Zur Erinnerung: Die EU-Richtlinie zur Vorratsdatenspeicherung war von Deutschland zunächst nicht umgesetzt worden. Die Position der Bundesregierung war aber nicht einheitlich; es gab eine Blockade durch den Streit zwischen Innen- und Justizministerium. Die kritische Einstellung des Justizministeriums wäre aber ohne die in Deutschland sehr starke netzpolitische und bürgerrechtsbetonte Bewegung nicht denkbar gewesen! Hiervon müssen wir profitieren: Denn glücklicherweise gibt es auch zum Datenschutzpaket eine große Aufmerksamkeit in der europäischen Bürgerrechtsbewegung.
Auch bei der Datenschutz-Richtlinie muss unsere Position also so restriktiv wie möglich sein. Nur so kann jeglichem zukünftigen Missbrauch jetzt schon vorgebeugt werden.
[1] Verordnung des Europäischen Parlaments und des Rates zum Schutz natürlicher Personen bei der Verarbeitung personenbezogener Daten und zum freien Datenverkehr; Datenschutz-Grundverordnung)
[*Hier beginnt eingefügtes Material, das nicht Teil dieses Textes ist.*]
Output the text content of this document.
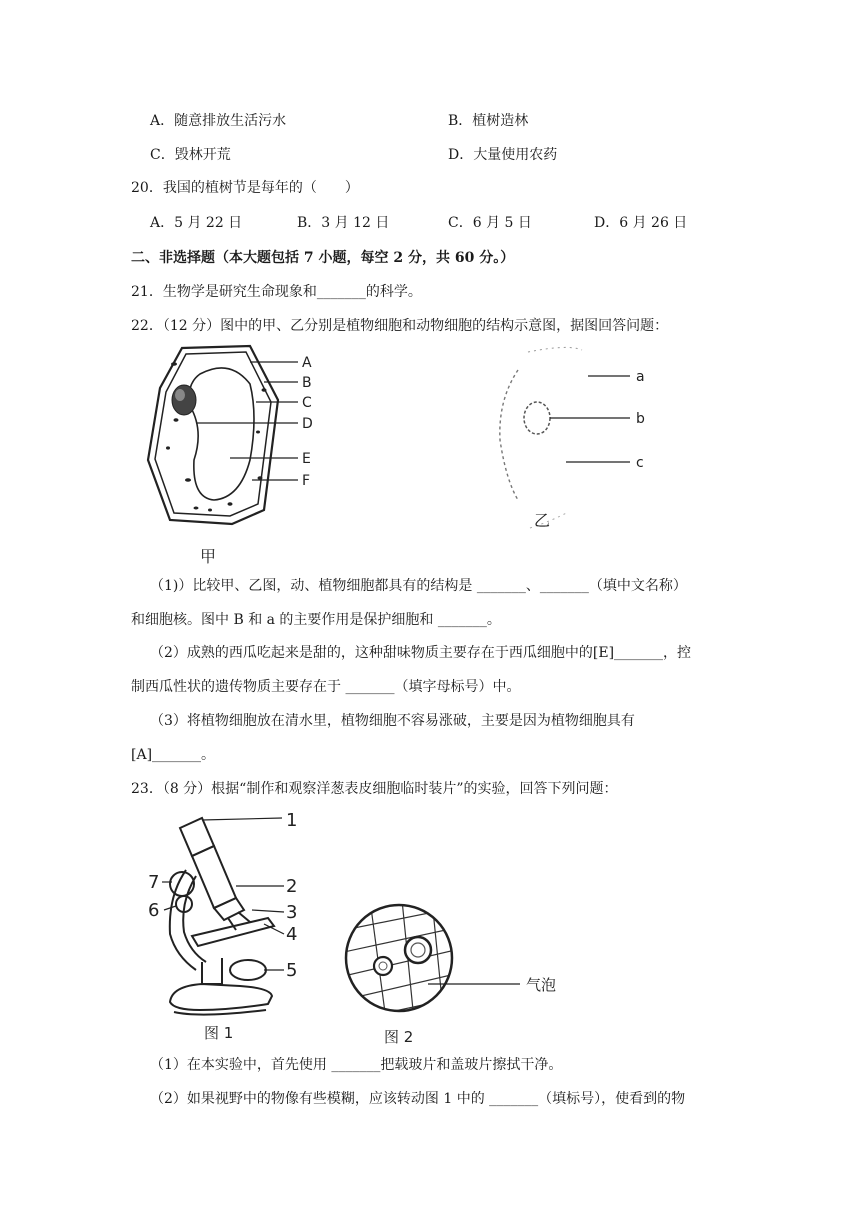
A．随意排放生活污水	B．植树造林
C．毁林开荒	D．大量使用农药
20．我国的植树节是每年的（　　）
A．5 月 22 日	B．3 月 12 日	C．6 月 5 日	D．6 月 26 日
二、非选择题（本大题包括 7 小题，每空 2 分，共 60 分。）
21．生物学是研究生命现象和_______的科学。
22．（12 分）图中的甲、乙分别是植物细胞和动物细胞的结构示意图，据图回答问题：
A
B
C
D
E
F
甲
a
b
c
乙
（1)）比较甲、乙图，动、植物细胞都具有的结构是 _______、_______（填中文名称）
和细胞核。图中 B 和 a 的主要作用是保护细胞和 _______。
（2）成熟的西瓜吃起来是甜的，这种甜味物质主要存在于西瓜细胞中的[E]_______，控
制西瓜性状的遗传物质主要存在于 _______（填字母标号）中。
（3）将植物细胞放在清水里，植物细胞不容易涨破，主要是因为植物细胞具有
[A]_______。
23．（8 分）根据“制作和观察洋葱表皮细胞临时装片”的实验，回答下列问题：
1
2
3
4
5
6
7
图 1
气泡
图 2
（1）在本实验中，首先使用 _______把载玻片和盖玻片擦拭干净。
（2）如果视野中的物像有些模糊，应该转动图 1 中的 _______（填标号），使看到的物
[2] Richtlinie des Europäischen Parlaments und des Rates zum Schutz natürlicher Personen bei der Verarbeitung personenbezogener Daten durch die zuständigen Behörden zum Zwecke der Verhütung, Aufdeckung, Untersuchung oder Verfolgung von Straftaten oder der Strafvollstreckung sowie zum freien Datenverkehr.